Department of Pathobiology, University of Pennsylvania School of Veterinary Medicine, Philadelphia, Pennsylvania, United States of America.
PLoS One. 2012;7(6):e38596. doi: 10.1371/journal.pone.0038596. Epub 2012 Jun 12.
Bacteria of the genus Salmonella comprise a large and evolutionary related population of zoonotic pathogens that can infect mammals, including humans and domestic animals, birds, reptiles and amphibians. Salmonella carries a plethora of virulence genes, including fimbrial adhesins, some of them known to participate in mammalian or avian host colonization. Each type of fimbria has its structural subunit and biogenesis genes encoded by one fimbrial gene cluster (FGC). The accumulation of new genomic information offered a timely opportunity to better evaluate the number and types of FGCs in the Salmonella pangenome, to test the use of current classifications based on phylogeny, and to infer potential correlations between FGC evolution in various Salmonella serovars and host niches. This study focused on the FGCs of the currently deciphered 90 genomes and 60 plasmids of Salmonella. The analysis highlighted a fimbriome consisting of 35 different FGCs, of which 16 were new, each strain carrying between 5 and 14 FGCs. The Salmonella fimbriome was extremely diverse with FGC representatives in 8 out of 9 previously categorized fimbrial clades and subclades. Phylogenetic analysis of Salmonella suggested macroevolutionary shifts detectable by extensive FGC deletion and acquisition. In addition, microevolutionary drifts were best depicted by the high level of allelic variation in predicted or known adhesins, such as the type 1 fimbrial adhesin FimH for which 67 different natural alleles were identified in S. enterica subsp. I. Together with strain-specific collections of FGCs, allelic variation among adhesins attested to the pathoadaptive evolution of Salmonella towards specific hosts and tissues, potentially modulating host range, strain virulence, disease progression, and transmission efficiency. Further understanding of how each Salmonella strain utilizes its panel of FGCs and specific adhesin alleles for survival and infection will support the development of new approaches for the control of Salmonellosis.

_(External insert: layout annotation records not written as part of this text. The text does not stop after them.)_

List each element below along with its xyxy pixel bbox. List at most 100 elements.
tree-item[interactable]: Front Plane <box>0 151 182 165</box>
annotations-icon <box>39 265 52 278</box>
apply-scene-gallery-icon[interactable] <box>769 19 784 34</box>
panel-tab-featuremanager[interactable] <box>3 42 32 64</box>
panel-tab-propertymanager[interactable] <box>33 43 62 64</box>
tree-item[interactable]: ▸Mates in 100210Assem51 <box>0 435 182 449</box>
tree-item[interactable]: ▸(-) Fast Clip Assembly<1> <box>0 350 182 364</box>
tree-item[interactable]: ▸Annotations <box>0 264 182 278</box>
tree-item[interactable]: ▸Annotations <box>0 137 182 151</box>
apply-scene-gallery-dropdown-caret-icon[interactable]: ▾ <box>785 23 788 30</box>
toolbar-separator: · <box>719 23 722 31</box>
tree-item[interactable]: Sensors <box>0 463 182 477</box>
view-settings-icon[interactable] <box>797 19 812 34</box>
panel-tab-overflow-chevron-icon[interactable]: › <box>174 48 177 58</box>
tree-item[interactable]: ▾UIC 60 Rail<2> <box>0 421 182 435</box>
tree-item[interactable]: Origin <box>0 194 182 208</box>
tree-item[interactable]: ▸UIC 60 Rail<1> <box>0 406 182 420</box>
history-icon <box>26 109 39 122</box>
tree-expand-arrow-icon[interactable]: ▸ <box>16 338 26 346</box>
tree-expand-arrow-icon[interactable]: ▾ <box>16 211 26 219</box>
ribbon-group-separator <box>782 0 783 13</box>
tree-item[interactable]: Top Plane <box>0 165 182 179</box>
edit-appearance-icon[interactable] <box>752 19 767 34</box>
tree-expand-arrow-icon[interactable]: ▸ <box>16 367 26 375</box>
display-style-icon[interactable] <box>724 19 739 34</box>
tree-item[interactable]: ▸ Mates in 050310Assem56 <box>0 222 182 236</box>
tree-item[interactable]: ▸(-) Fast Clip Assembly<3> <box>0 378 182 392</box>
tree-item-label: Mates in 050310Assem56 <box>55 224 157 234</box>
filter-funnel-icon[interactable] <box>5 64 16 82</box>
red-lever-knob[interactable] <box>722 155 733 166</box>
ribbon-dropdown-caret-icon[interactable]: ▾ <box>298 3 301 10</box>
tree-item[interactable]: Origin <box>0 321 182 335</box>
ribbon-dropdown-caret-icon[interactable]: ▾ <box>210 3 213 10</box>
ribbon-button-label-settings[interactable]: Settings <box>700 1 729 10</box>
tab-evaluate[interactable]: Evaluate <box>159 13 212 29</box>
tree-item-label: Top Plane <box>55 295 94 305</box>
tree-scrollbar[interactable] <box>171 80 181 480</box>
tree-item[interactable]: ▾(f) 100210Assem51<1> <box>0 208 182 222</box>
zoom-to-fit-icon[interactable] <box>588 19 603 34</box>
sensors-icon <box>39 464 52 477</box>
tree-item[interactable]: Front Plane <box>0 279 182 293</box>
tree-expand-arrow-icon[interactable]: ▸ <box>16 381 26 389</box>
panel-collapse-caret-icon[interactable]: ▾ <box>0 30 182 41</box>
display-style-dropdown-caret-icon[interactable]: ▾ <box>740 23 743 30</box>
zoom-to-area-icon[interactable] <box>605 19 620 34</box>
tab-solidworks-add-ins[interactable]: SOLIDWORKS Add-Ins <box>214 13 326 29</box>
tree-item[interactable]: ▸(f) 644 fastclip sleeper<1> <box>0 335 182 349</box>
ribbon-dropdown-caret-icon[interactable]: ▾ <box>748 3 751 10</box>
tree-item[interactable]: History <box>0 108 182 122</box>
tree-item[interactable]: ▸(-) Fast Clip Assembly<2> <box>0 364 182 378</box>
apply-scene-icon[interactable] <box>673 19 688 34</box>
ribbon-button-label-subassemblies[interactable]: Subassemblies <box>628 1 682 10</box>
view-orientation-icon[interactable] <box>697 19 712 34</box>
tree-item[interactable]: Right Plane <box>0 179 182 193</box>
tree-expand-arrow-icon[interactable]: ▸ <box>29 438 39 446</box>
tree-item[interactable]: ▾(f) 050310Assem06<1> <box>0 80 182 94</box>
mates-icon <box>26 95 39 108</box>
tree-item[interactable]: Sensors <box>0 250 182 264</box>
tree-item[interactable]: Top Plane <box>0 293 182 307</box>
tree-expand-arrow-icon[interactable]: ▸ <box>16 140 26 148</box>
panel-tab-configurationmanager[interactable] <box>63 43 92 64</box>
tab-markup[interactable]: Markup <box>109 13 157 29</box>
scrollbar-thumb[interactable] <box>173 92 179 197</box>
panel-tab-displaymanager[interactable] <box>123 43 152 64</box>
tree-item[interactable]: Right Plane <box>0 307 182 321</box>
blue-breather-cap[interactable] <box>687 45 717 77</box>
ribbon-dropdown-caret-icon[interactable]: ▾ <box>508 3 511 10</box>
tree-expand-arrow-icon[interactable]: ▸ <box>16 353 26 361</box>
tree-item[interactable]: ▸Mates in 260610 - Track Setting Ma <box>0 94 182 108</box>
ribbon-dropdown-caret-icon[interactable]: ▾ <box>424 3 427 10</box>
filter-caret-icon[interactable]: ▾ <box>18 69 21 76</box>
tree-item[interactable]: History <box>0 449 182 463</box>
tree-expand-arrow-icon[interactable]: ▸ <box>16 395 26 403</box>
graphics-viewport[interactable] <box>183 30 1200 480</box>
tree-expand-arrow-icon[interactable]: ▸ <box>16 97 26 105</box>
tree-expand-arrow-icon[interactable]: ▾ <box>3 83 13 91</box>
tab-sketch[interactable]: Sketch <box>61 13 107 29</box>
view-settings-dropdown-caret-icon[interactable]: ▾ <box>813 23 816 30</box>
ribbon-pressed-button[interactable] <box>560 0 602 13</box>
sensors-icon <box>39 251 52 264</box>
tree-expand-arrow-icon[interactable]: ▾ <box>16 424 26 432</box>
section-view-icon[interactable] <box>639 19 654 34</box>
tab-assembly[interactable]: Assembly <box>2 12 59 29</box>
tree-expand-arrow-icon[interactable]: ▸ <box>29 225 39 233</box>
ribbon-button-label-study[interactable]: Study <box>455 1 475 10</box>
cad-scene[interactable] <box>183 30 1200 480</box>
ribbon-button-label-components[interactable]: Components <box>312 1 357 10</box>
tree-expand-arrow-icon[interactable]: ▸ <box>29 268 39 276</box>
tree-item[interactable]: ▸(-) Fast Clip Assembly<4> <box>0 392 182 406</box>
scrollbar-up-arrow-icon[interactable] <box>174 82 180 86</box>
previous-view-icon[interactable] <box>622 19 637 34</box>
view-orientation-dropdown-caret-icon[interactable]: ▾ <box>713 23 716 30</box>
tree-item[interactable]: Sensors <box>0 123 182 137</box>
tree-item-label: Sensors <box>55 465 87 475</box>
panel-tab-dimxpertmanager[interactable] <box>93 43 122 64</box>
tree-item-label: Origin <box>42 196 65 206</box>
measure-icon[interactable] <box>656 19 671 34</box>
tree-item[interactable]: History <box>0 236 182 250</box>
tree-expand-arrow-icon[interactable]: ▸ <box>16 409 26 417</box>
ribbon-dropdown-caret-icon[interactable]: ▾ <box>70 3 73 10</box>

沙门氏菌属的细菌包含大量进化相关的人畜共患病病原体种群,可感染哺乳动物,包括人类和家畜、鸟类、爬行动物和两栖动物。沙门氏菌携带大量毒力基因,包括菌毛粘附素,其中一些已知参与哺乳动物或禽类宿主定殖。每种菌毛都有其结构亚基和生物发生基因,由一个菌毛基因簇(FGC)编码。新基因组信息的积累为更好地评估沙门氏菌泛基因组中的 FGC 数量和类型、测试基于系统发育的现有分类法的使用以及推断各种沙门氏菌血清型和宿主小生境中 FGC 进化之间的潜在相关性提供了及时的机会。本研究集中于目前破译的 90 个沙门氏菌基因组和 60 个质粒的 FGC。分析突出了由 35 个不同 FGC 组成的菌毛组,其中 16 个是新的,每个菌株携带 5 到 14 个 FGC。沙门氏菌菌毛组非常多样化,在 9 个先前分类的菌毛群和亚群中有 FGC 代表。沙门氏菌的系统发育分析表明,通过广泛的 FGC 删除和获得可以检测到宏观进化转变。此外,通过预测或已知粘附素的等位基因变异水平可以最好地描述微进化漂移,例如 1 型菌毛粘附素 FimH,在肠沙门氏菌亚种 I 中鉴定出 67 个不同的天然等位基因。与菌株特异性的 FGC 集合一起,粘附素中的等位基因变异证明了沙门氏菌对特定宿主和组织的病理适应进化,可能调节宿主范围、菌株毒力、疾病进展和传播效率。进一步了解每个沙门氏菌菌株如何利用其 FGC 面板和特定粘附素等位基因进行生存和感染,将支持开发控制沙门氏菌病的新方法。